Во-вторых, не ваше дело, понятно? А теперь, Ванюшенька,
рассказывай-ка про эту мымру с подбородком, а то, мне кажется, я
слишком задержалась в этом сраном Провиденсе.
- Не надо, Идушка, так
говорить, история... простая, мы были вместе и она хотела, чтобы я
на ней женился, родители ее ко мне тоже очень хорошо относились, но
я и раньше сомневался, но а потом я встретил вас и мне больше никого
не надо и даже удивительно, что вас раньше со мной не было...
- Так, думаете, они
нарочно позвали вас и всех нас, чтобы отношения выяснять? Скорее
всего, чтобы увидеть, кто из русских отбил вас у Лили! Видимо, знают
вашу слабость к русским дамам.
- Ну может быть, не
знаю... Их же тоже жалко, они уже думали, что я женюсь на ней...

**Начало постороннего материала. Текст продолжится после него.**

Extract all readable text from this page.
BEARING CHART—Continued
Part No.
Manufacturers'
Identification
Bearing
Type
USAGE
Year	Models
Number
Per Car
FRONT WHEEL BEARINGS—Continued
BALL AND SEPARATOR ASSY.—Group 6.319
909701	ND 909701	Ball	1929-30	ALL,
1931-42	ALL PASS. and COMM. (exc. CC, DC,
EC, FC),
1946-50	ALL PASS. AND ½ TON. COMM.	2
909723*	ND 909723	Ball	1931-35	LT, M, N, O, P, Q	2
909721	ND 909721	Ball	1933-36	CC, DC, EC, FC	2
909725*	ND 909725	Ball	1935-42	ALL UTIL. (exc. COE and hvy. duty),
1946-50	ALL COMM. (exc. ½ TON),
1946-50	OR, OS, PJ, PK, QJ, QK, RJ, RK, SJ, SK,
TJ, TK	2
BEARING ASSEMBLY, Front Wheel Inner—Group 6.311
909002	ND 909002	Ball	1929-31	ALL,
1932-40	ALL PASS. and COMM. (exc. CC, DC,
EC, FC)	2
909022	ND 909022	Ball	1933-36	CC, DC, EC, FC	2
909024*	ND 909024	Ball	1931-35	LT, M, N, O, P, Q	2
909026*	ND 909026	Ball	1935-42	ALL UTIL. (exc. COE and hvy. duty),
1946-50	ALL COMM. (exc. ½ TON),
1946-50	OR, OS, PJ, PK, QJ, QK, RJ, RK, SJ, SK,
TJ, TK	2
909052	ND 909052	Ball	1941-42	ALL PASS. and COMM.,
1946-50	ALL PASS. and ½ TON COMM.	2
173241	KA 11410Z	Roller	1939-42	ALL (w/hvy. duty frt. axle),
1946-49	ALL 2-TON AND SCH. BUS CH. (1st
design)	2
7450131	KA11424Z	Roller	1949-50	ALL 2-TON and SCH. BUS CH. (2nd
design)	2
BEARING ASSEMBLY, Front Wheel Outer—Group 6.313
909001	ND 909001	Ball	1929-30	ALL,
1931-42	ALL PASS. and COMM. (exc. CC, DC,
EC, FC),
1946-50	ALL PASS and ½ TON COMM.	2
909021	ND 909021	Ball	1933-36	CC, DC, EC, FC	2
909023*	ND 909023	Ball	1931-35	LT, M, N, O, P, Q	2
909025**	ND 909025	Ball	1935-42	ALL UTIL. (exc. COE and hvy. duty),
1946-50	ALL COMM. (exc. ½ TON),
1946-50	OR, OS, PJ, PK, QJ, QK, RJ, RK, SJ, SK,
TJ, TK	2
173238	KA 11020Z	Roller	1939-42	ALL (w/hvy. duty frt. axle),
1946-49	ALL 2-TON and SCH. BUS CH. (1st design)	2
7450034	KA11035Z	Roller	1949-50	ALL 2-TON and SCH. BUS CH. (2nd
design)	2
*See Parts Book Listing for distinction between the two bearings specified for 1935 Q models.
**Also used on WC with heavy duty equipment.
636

- Жалко?! Этих сук поганых
тебе жалко?! Теперь-то я все понимаю - это они специально подстроили
скандал, чтобы показать тебе, какая я плохая и какая возвышенная их
дочь – розочками только кидается! Интеллигенты вонючие!
- Ида, успокойтесь, людей
всех надобно жалеть, хотя бы потому, что все они страдают и
неизбежно умирают...
- Да на -ер мне все это
твое дурное христианство! Я не собираюсь подставлять другую щеку,
когда мне только что наплевали в лицо! Я бы их всех поубивала!
- Ну хватит, хватит на
сегодня, давайте лучше день заканчивать приятно! Поехали к Али? Он
нас так звал! Звонит мне каждый день и спрашивает, когда же мы
все-таки навестим его?
27.
Приехали. Его бар
называется "Пьянчужка Мэри". Я позади всех, иду и
смущаюсь, что нынче я в великолепном, чуть прозрачном платье. Я ни
за что бы не одела его, если б знала, что мы сюда поедем. Это
слишком. Я знаю, что он чувствует души флюиды, что даже аромат моих
духов, чуть тронувших запястье, и то расскажет ему слишком много.
Ах, я не думала, зачем я согласилась!
Но, что я вижу! И он
смущен! Явились-то мы без предупрежденья. Да, впрочем, что это я!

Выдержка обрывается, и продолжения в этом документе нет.